Question: "Why are all Christians hypocrites? Are all Christians hypocrites?"
Answer: Perhaps no accusation is more provocative than that of “hypocrite.” Unfortunately, some feel justified in their view that all Christians are hypocrites. The term hypocrite enjoys a rich heritage in the English language. The term comes to us via the Latin hypocrisies, meaning “play-acting, pretense.” Further back, the word is in both Classical and New Testament Greek, possessing virtually the very same idea—to play a part, pretend.

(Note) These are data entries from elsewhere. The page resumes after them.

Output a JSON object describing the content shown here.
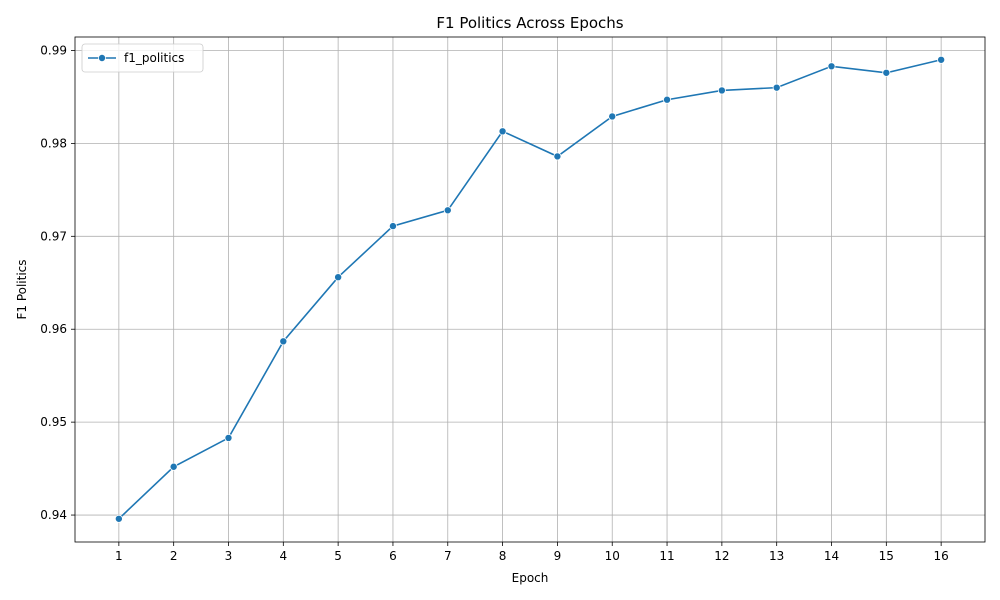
{
  "chart_data": {
    "type": "line",
    "title": "F1 Politics Across Epochs",
    "xlabel": "Epoch",
    "ylabel": "F1 Politics",
    "x": [
      1,
      2,
      3,
      4,
      5,
      6,
      7,
      8,
      9,
      10,
      11,
      12,
      13,
      14,
      15,
      16
    ],
    "x_ticks": [
      "1",
      "2",
      "3",
      "4",
      "5",
      "6",
      "7",
      "8",
      "9",
      "10",
      "11",
      "12",
      "13",
      "14",
      "15",
      "16"
    ],
    "y_ticks": [
      "0.94",
      "0.95",
      "0.96",
      "0.97",
      "0.98",
      "0.99"
    ],
    "y_tick_values": [
      0.94,
      0.95,
      0.96,
      0.97,
      0.98,
      0.99
    ],
    "xlim": [
      0.2,
      16.8
    ],
    "ylim": [
      0.9371,
      0.99145
    ],
    "grid": true,
    "legend_position": "top-left",
    "series": [
      {
        "name": "f1_politics",
        "color": "#1f77b4",
        "marker": "circle",
        "values": [
          0.9396,
          0.9452,
          0.9483,
          0.9587,
          0.9656,
          0.9711,
          0.9728,
          0.9813,
          0.9786,
          0.9829,
          0.9847,
          0.9857,
          0.986,
          0.9883,
          0.9876,
          0.989
        ]
      }
    ]
  }
}
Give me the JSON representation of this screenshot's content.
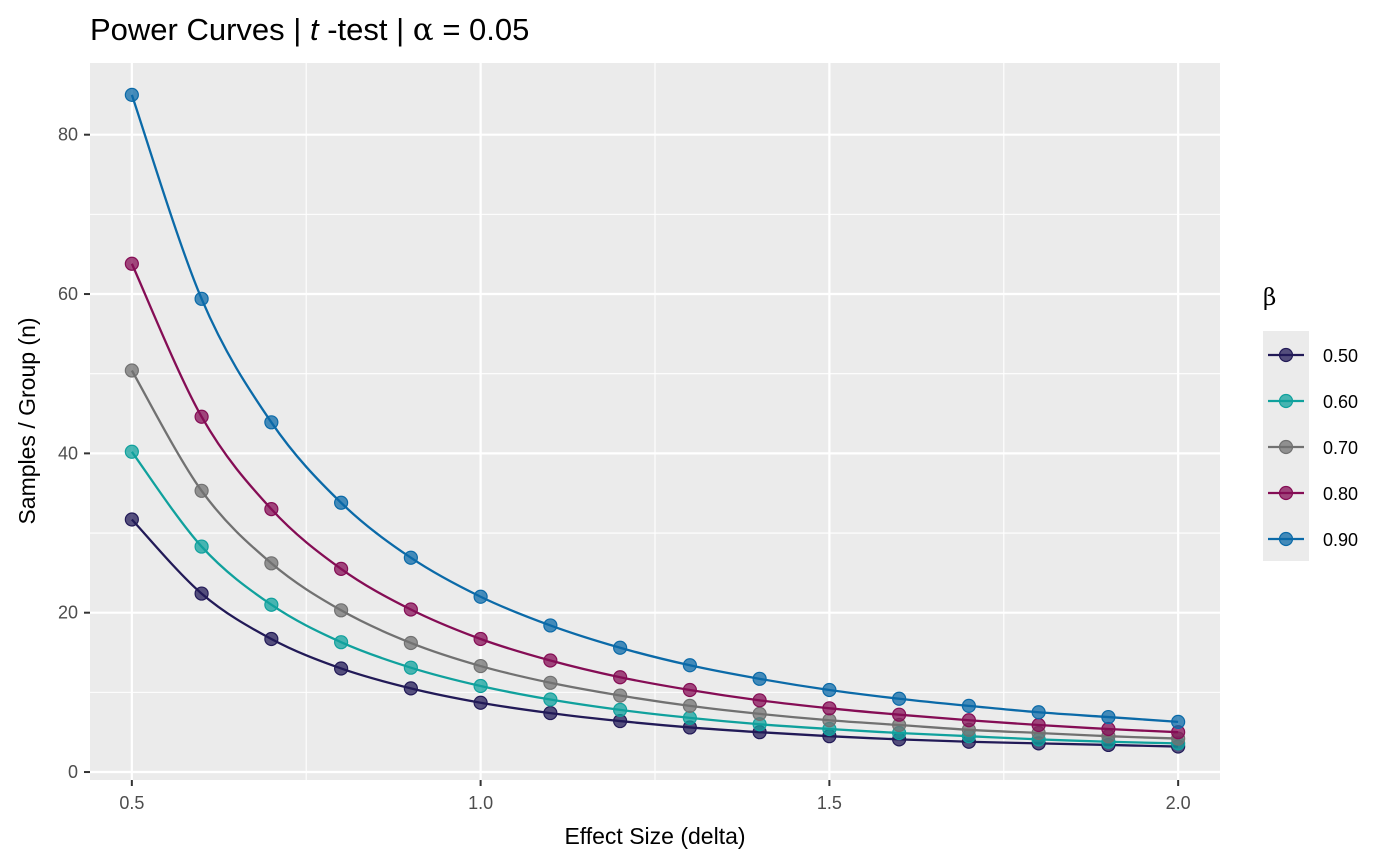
{
  "chart_data": {
    "type": "line",
    "title": {
      "prefix": "Power Curves |  ",
      "italic": "t",
      "middle": " -test |  ",
      "greek": "α",
      "suffix": " = 0.05"
    },
    "xlabel": "Effect Size (delta)",
    "ylabel": "Samples / Group (n)",
    "xlim": [
      0.44,
      2.06
    ],
    "ylim": [
      -1,
      89
    ],
    "x_ticks": [
      0.5,
      1.0,
      1.5,
      2.0
    ],
    "x_tick_labels": [
      "0.5",
      "1.0",
      "1.5",
      "2.0"
    ],
    "y_ticks": [
      0,
      20,
      40,
      60,
      80
    ],
    "y_tick_labels": [
      "0",
      "20",
      "40",
      "60",
      "80"
    ],
    "grid": true,
    "legend": {
      "title": "β",
      "placement": "right"
    },
    "x": [
      0.5,
      0.6,
      0.7,
      0.8,
      0.9,
      1.0,
      1.1,
      1.2,
      1.3,
      1.4,
      1.5,
      1.6,
      1.7,
      1.8,
      1.9,
      2.0
    ],
    "series": [
      {
        "name": "0.50",
        "color": "#221a57",
        "values": [
          31.7,
          22.4,
          16.7,
          13.0,
          10.5,
          8.7,
          7.4,
          6.4,
          5.6,
          5.0,
          4.5,
          4.1,
          3.8,
          3.6,
          3.4,
          3.2
        ]
      },
      {
        "name": "0.60",
        "color": "#10a19d",
        "values": [
          40.2,
          28.3,
          21.0,
          16.3,
          13.1,
          10.8,
          9.1,
          7.8,
          6.8,
          6.0,
          5.4,
          4.9,
          4.5,
          4.1,
          3.8,
          3.6
        ]
      },
      {
        "name": "0.70",
        "color": "#717171",
        "values": [
          50.4,
          35.3,
          26.2,
          20.3,
          16.2,
          13.3,
          11.2,
          9.6,
          8.3,
          7.3,
          6.5,
          5.9,
          5.3,
          4.9,
          4.5,
          4.2
        ]
      },
      {
        "name": "0.80",
        "color": "#850d55",
        "values": [
          63.8,
          44.6,
          33.0,
          25.5,
          20.4,
          16.7,
          14.0,
          11.9,
          10.3,
          9.0,
          8.0,
          7.2,
          6.5,
          5.9,
          5.4,
          5.0
        ]
      },
      {
        "name": "0.90",
        "color": "#0b6aa8",
        "values": [
          85.0,
          59.4,
          43.9,
          33.8,
          26.9,
          22.0,
          18.4,
          15.6,
          13.4,
          11.7,
          10.3,
          9.2,
          8.3,
          7.5,
          6.9,
          6.3
        ]
      }
    ]
  }
}
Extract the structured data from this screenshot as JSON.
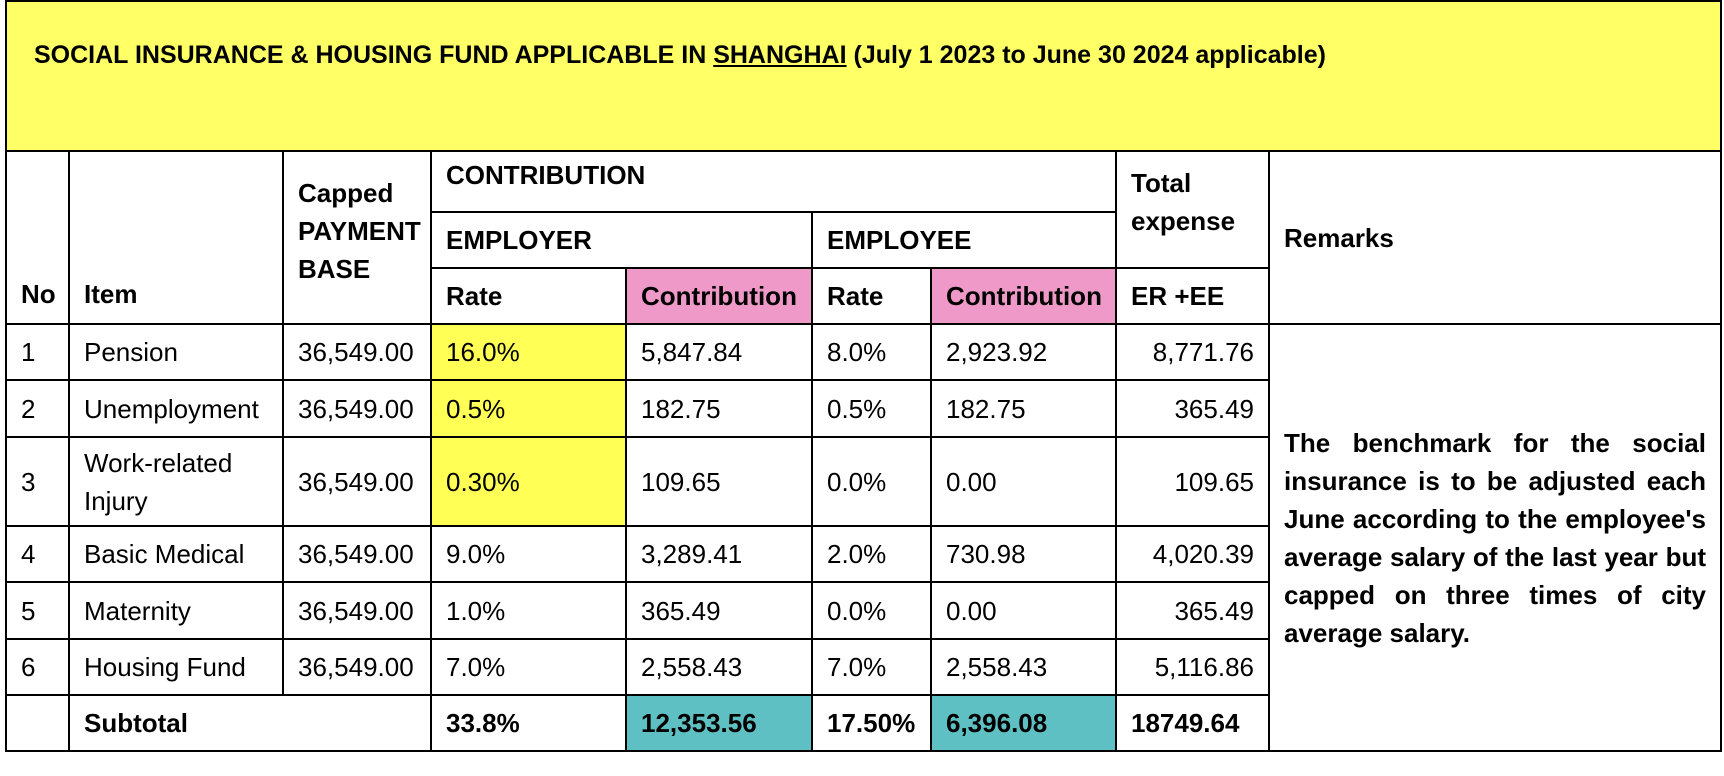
{
  "title": {
    "prefix": "SOCIAL INSURANCE & HOUSING FUND APPLICABLE IN ",
    "city": "SHANGHAI",
    "suffix": " (July 1 2023 to June 30 2024 applicable)"
  },
  "headers": {
    "no": "No",
    "item": "Item",
    "payment_base": "Capped PAYMENT BASE",
    "contribution": "CONTRIBUTION",
    "employer": "EMPLOYER",
    "employee": "EMPLOYEE",
    "rate": "Rate",
    "contribution_col": "Contribution",
    "total_expense": "Total expense",
    "er_ee": "ER +EE",
    "remarks": "Remarks"
  },
  "rows": [
    {
      "no": "1",
      "item": "Pension",
      "base": "36,549.00",
      "er_rate": "16.0%",
      "er_contrib": "5,847.84",
      "ee_rate": "8.0%",
      "ee_contrib": "2,923.92",
      "total": "8,771.76"
    },
    {
      "no": "2",
      "item": "Unemployment",
      "base": "36,549.00",
      "er_rate": "0.5%",
      "er_contrib": "182.75",
      "ee_rate": "0.5%",
      "ee_contrib": "182.75",
      "total": "365.49"
    },
    {
      "no": "3",
      "item": "Work-related Injury",
      "base": "36,549.00",
      "er_rate": "0.30%",
      "er_contrib": "109.65",
      "ee_rate": "0.0%",
      "ee_contrib": "0.00",
      "total": "109.65"
    },
    {
      "no": "4",
      "item": "Basic Medical",
      "base": "36,549.00",
      "er_rate": "9.0%",
      "er_contrib": "3,289.41",
      "ee_rate": "2.0%",
      "ee_contrib": "730.98",
      "total": "4,020.39"
    },
    {
      "no": "5",
      "item": "Maternity",
      "base": "36,549.00",
      "er_rate": "1.0%",
      "er_contrib": "365.49",
      "ee_rate": "0.0%",
      "ee_contrib": "0.00",
      "total": "365.49"
    },
    {
      "no": "6",
      "item": "Housing Fund",
      "base": "36,549.00",
      "er_rate": "7.0%",
      "er_contrib": "2,558.43",
      "ee_rate": "7.0%",
      "ee_contrib": "2,558.43",
      "total": "5,116.86"
    }
  ],
  "subtotal": {
    "label": "Subtotal",
    "er_rate": "33.8%",
    "er_contrib": "12,353.56",
    "ee_rate": "17.50%",
    "ee_contrib": "6,396.08",
    "total": "18749.64"
  },
  "remarks_text": "The benchmark for the social insurance is to be adjusted each June according to the employee's average salary of the last year but capped on three times of city average salary.",
  "colors": {
    "title_bg": "#ffff66",
    "highlight_yellow": "#ffff55",
    "header_pink": "#ee99c8",
    "subtotal_teal": "#5fc0c4"
  }
}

This is the way the Lord Jesus employed the term. For example, when Christ taught the significance of prayer, fasting, and alms-giving for kingdom people, He discouraged us from following the examples of those who are hypocrites (Matthew 6:2, 5, 16). By making long public prayers, employing extreme measures to ensure others noticed their fasts, and parading their gifts to the Temple and the poor, they revealed only an outward attachment to the Lord. While the Pharisees performed well their dramatic role as public examples of religious virtue, they failed miserably in the inner world of the heart where Judeo-Christian virtue resides (Matthew 23:13-33; Mark 7:20-23).
Jesus never called His disciples hypocrites. That name was given only to misguided religious zealots. Rather, He called His own “followers,” “babes,” “sheep,” and His “church.” In addition, there is a warning in the New Testament about the sin of hypocrisy (1 Peter 2:1), which Peter calls “insincerity.” Also, two blatant examples of hypocrisy are recorded in the Church. In Acts 5:1-10, two disciples are exposed for pretending to be more generous than they were. The consequence was not pretty. And, of all people, Peter is charged with leading a horde of hypocrites in their treatment of Gentile believers (Galatians 2:13).
From the New Testament teaching, then, we may draw at least two conclusions. First, there is the existence of hypocrites among professing Christians. They were present in the beginning, and, given Jesus’ parable of the tares and wheat, they will certainly exist until the end of the age (Matthew 13:18-30). In addition, if even an apostle may be guilty of hypocrisy, there is no reason to believe “ordinary” Christians will be free from it. We must always be on our guard that we don’t fall into the very same temptation (1 Corinthians 10:12).
Of course, not everyone who claims to be a Christian is truly a Christian. Perhaps all or most of the famous hypocrites among Christians were in fact pretenders and deceivers. To this day, prominent Christian leaders have fallen into terrible sins. Financial and sexual scandals sometimes seem to plague the Christian community. However, instead of taking the actions of a few and using them to denigrate the whole community of Christians, it needs to be asked whether those who claim to be Christians, yet prove themselves to be hypocrites, are truly Christians. Numerous biblical passages confirm that those who truly belong to Christ will exhibit the fruit of the Spirit (Galatians 5:22-23). Jesus’ parable of the seed and the soils in Matthew 13 makes it clear that not all professions of faith in Him are genuine. Sadly, many who profess to belong to Him will be stunned to one day hear Him say to them, “I never knew you. Away from me, you evildoers!” (Matthew 7:23).
Second, while it should not take us by surprise that people who pretend to be more holy than they are claim to be Christians, we cannot conclude that the Church is made up almost entirely of hypocrites. One surely may concede that all of us who name the name of Jesus Christ remain sinners even when our sin is forgiven. That is, even though we are saved from sins’ eternal penalty (Romans 5:1; 6:23), we are yet to be saved and delivered from the presence of sin in our lives (1 John 1:8-9), including the sin of hypocrisy. Through our living faith in the Lord Jesus, we continually overcome sin’s power until we are finally delivered (1 John 5:4-5).
All Christians fail to perfectly live up to the standard the Bible teaches. No Christian has ever been perfectly Christ-like. However, there are MANY Christians who are genuinely seeking to live the Christian life and are relying more and more on the Holy Spirit to convict, change and empower them to do so. There have been multitudes of Christians who have lived their lives free from scandal. No Christian is perfect, but making a mistake and failing to reach perfection in this life is not the same thing as being a hypocrite.